By Laura Lorenzetti
December 3, 2014

General Motor’s Alicia Boler-Davis stepped into a new role two weeks ago at the automaker as the senior vice president of global connected consumer experience, a role for which she was handpicked by CEO Mary Barra.

Boler-Davis has been with GM (GM) for over 10 years and has moved from overseeing factory production into the top ranks–and much of the credit belongs to her older sister who modeled an early love of math and science.

Speaking at the Fortune Most Powerful Women Next Gen Summit on Wednesday, Boler-Davis recalled a time when her sister, who wanted to be a brain surgeon, even went so far as to bring home a cat brain in a plastic bag from her middle school science dissection lesson.

“I always tried to emulate what she did,” Boler-Davis said. “I like to fix things. In fact, I used to break things to put them back together. Someone told me that engineers did that.”

It clicked. Boler-Davis went on to pursue a degree in chemical engineering, moving from the pharmaceutical and food industries eventually to GM.

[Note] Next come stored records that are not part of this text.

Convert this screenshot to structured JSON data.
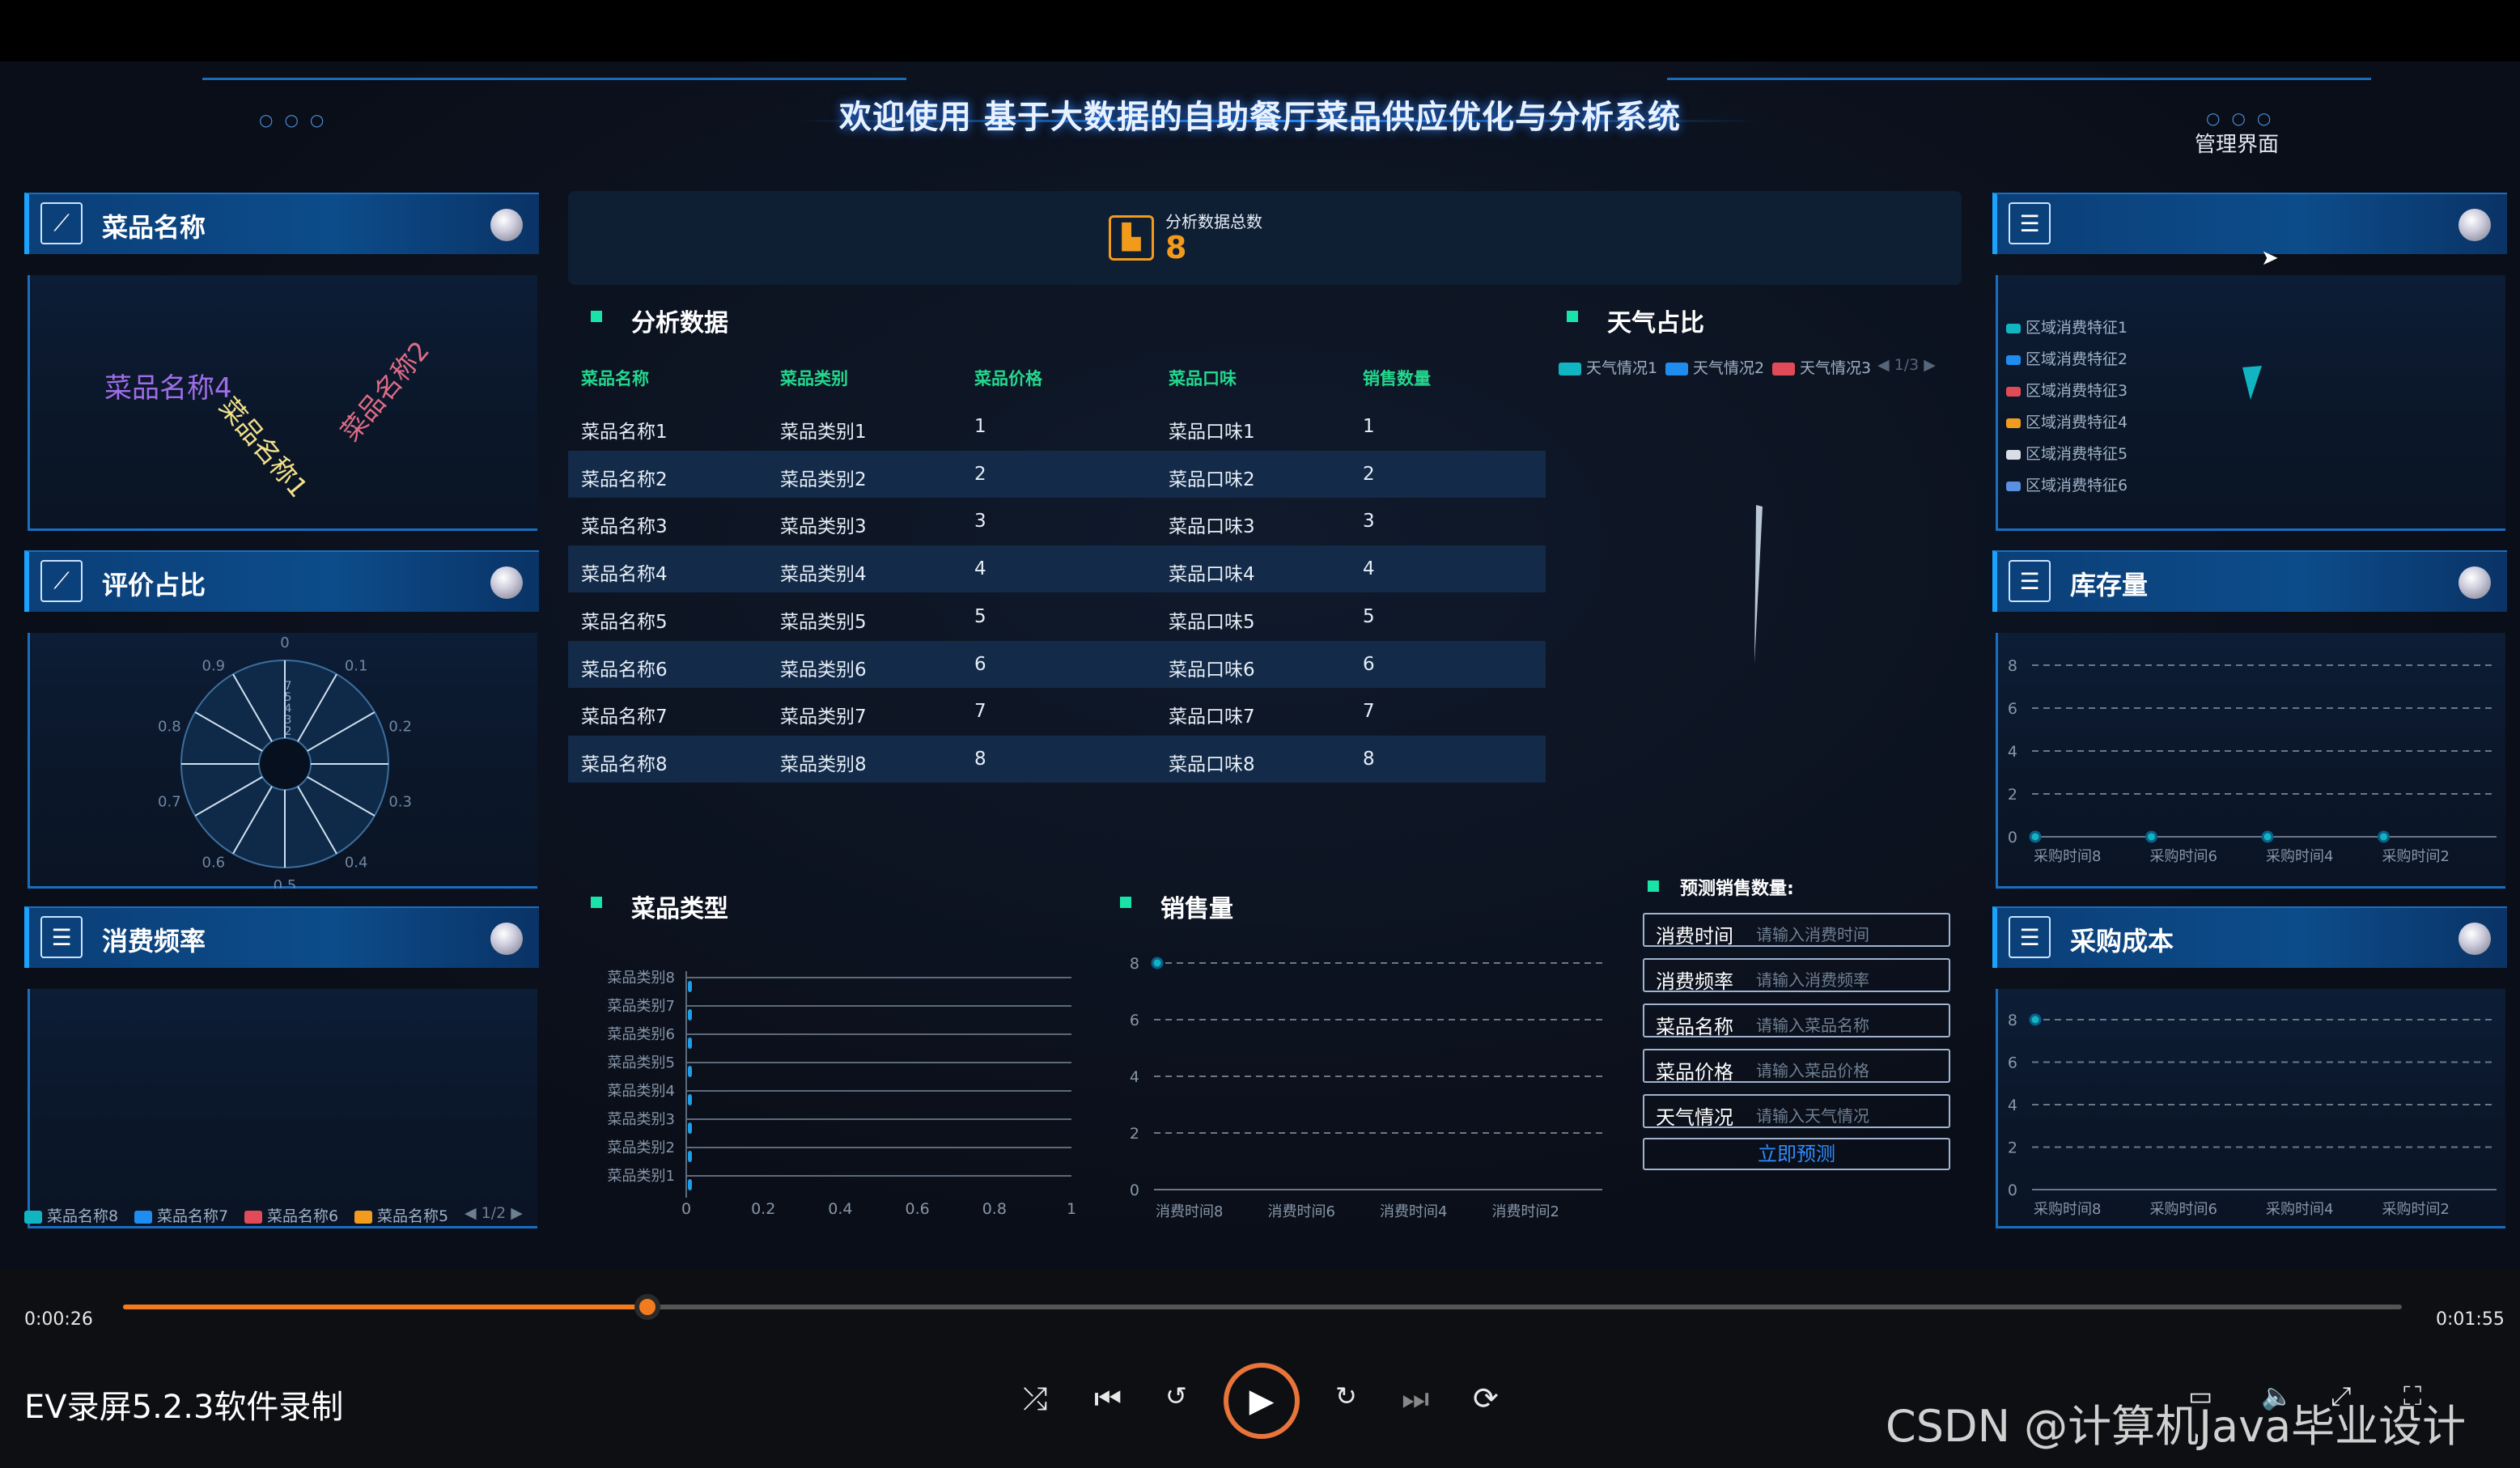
{
  "app_title": "欢迎使用 基于大数据的自助餐厅菜品供应优化与分析系统",
  "admin_label": "管理界面",
  "total": {
    "label": "分析数据总数",
    "value": "8"
  },
  "panels": {
    "dish_name": {
      "title": "菜品名称",
      "words": [
        "菜品名称4",
        "菜品名称1",
        "菜品名称2"
      ]
    },
    "rating_ratio": {
      "title": "评价占比",
      "ticks": [
        "0",
        "0.1",
        "0.2",
        "0.3",
        "0.4",
        "0.5",
        "0.6",
        "0.7",
        "0.8",
        "0.9"
      ],
      "inner": [
        "2",
        "3",
        "4",
        "5",
        "7"
      ]
    },
    "consume_freq": {
      "title": "消费频率",
      "legend": [
        "菜品名称8",
        "菜品名称7",
        "菜品名称6",
        "菜品名称5"
      ],
      "pager": "1/2"
    },
    "region": {
      "legend": [
        "区域消费特征1",
        "区域消费特征2",
        "区域消费特征3",
        "区域消费特征4",
        "区域消费特征5",
        "区域消费特征6"
      ]
    },
    "stock": {
      "title": "库存量"
    },
    "purchase_cost": {
      "title": "采购成本"
    }
  },
  "analysis": {
    "title": "分析数据",
    "headers": [
      "菜品名称",
      "菜品类别",
      "菜品价格",
      "菜品口味",
      "销售数量"
    ],
    "rows": [
      [
        "菜品名称1",
        "菜品类别1",
        "1",
        "菜品口味1",
        "1"
      ],
      [
        "菜品名称2",
        "菜品类别2",
        "2",
        "菜品口味2",
        "2"
      ],
      [
        "菜品名称3",
        "菜品类别3",
        "3",
        "菜品口味3",
        "3"
      ],
      [
        "菜品名称4",
        "菜品类别4",
        "4",
        "菜品口味4",
        "4"
      ],
      [
        "菜品名称5",
        "菜品类别5",
        "5",
        "菜品口味5",
        "5"
      ],
      [
        "菜品名称6",
        "菜品类别6",
        "6",
        "菜品口味6",
        "6"
      ],
      [
        "菜品名称7",
        "菜品类别7",
        "7",
        "菜品口味7",
        "7"
      ],
      [
        "菜品名称8",
        "菜品类别8",
        "8",
        "菜品口味8",
        "8"
      ]
    ]
  },
  "weather": {
    "title": "天气占比",
    "legend": [
      "天气情况1",
      "天气情况2",
      "天气情况3"
    ],
    "pager": "1/3"
  },
  "dish_type": {
    "title": "菜品类型"
  },
  "sales": {
    "title": "销售量"
  },
  "predict": {
    "title": "预测销售数量:",
    "fields": [
      {
        "label": "消费时间",
        "placeholder": "请输入消费时间"
      },
      {
        "label": "消费频率",
        "placeholder": "请输入消费频率"
      },
      {
        "label": "菜品名称",
        "placeholder": "请输入菜品名称"
      },
      {
        "label": "菜品价格",
        "placeholder": "请输入菜品价格"
      },
      {
        "label": "天气情况",
        "placeholder": "请输入天气情况"
      }
    ],
    "button": "立即预测"
  },
  "chart_data": [
    {
      "type": "bar",
      "title": "菜品类型",
      "categories": [
        "菜品类别8",
        "菜品类别7",
        "菜品类别6",
        "菜品类别5",
        "菜品类别4",
        "菜品类别3",
        "菜品类别2",
        "菜品类别1"
      ],
      "values": [
        0,
        0,
        0,
        0,
        0,
        0,
        0,
        0
      ],
      "xlim": [
        0,
        1
      ],
      "xticks": [
        "0",
        "0.2",
        "0.4",
        "0.6",
        "0.8",
        "1"
      ],
      "orientation": "horizontal"
    },
    {
      "type": "line",
      "title": "销售量",
      "categories": [
        "消费时间8",
        "消费时间6",
        "消费时间4",
        "消费时间2"
      ],
      "values": [
        8
      ],
      "ylim": [
        0,
        8
      ],
      "yticks": [
        "0",
        "2",
        "4",
        "6",
        "8"
      ]
    },
    {
      "type": "line",
      "title": "库存量",
      "categories": [
        "采购时间8",
        "采购时间6",
        "采购时间4",
        "采购时间2"
      ],
      "values": [
        0,
        0,
        0,
        0
      ],
      "ylim": [
        0,
        8
      ],
      "yticks": [
        "0",
        "2",
        "4",
        "6",
        "8"
      ]
    },
    {
      "type": "line",
      "title": "采购成本",
      "categories": [
        "采购时间8",
        "采购时间6",
        "采购时间4",
        "采购时间2"
      ],
      "values": [
        8
      ],
      "ylim": [
        0,
        8
      ],
      "yticks": [
        "0",
        "2",
        "4",
        "6",
        "8"
      ]
    }
  ],
  "player": {
    "elapsed": "0:00:26",
    "duration": "0:01:55",
    "progress": 0.23,
    "app_name": "EV录屏5.2.3软件录制",
    "watermark": "CSDN @计算机Java毕业设计"
  }
}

Now with two sons, ages 9 and 12, of her own, she’s seeing how children in the classroom take to math and science today.

“At the elementary level, girls are just as strong and capable in math and science areas,” she said. “Something happens in middle school, that’s the critical point.”

The divergence in aptitude is happening as girls enter the early teenage years, and it’s the critical time that we should be encouraging girls that they can do math and science as well as anyone, said Boler-Davis. There’s multiple fields where STEM skills are important, and girls should have more knowledge around how these skills can be applied later on.

“We need to tie it to ‘There’s value,'” Boler-Davis said. “The earlier you do it, the better.”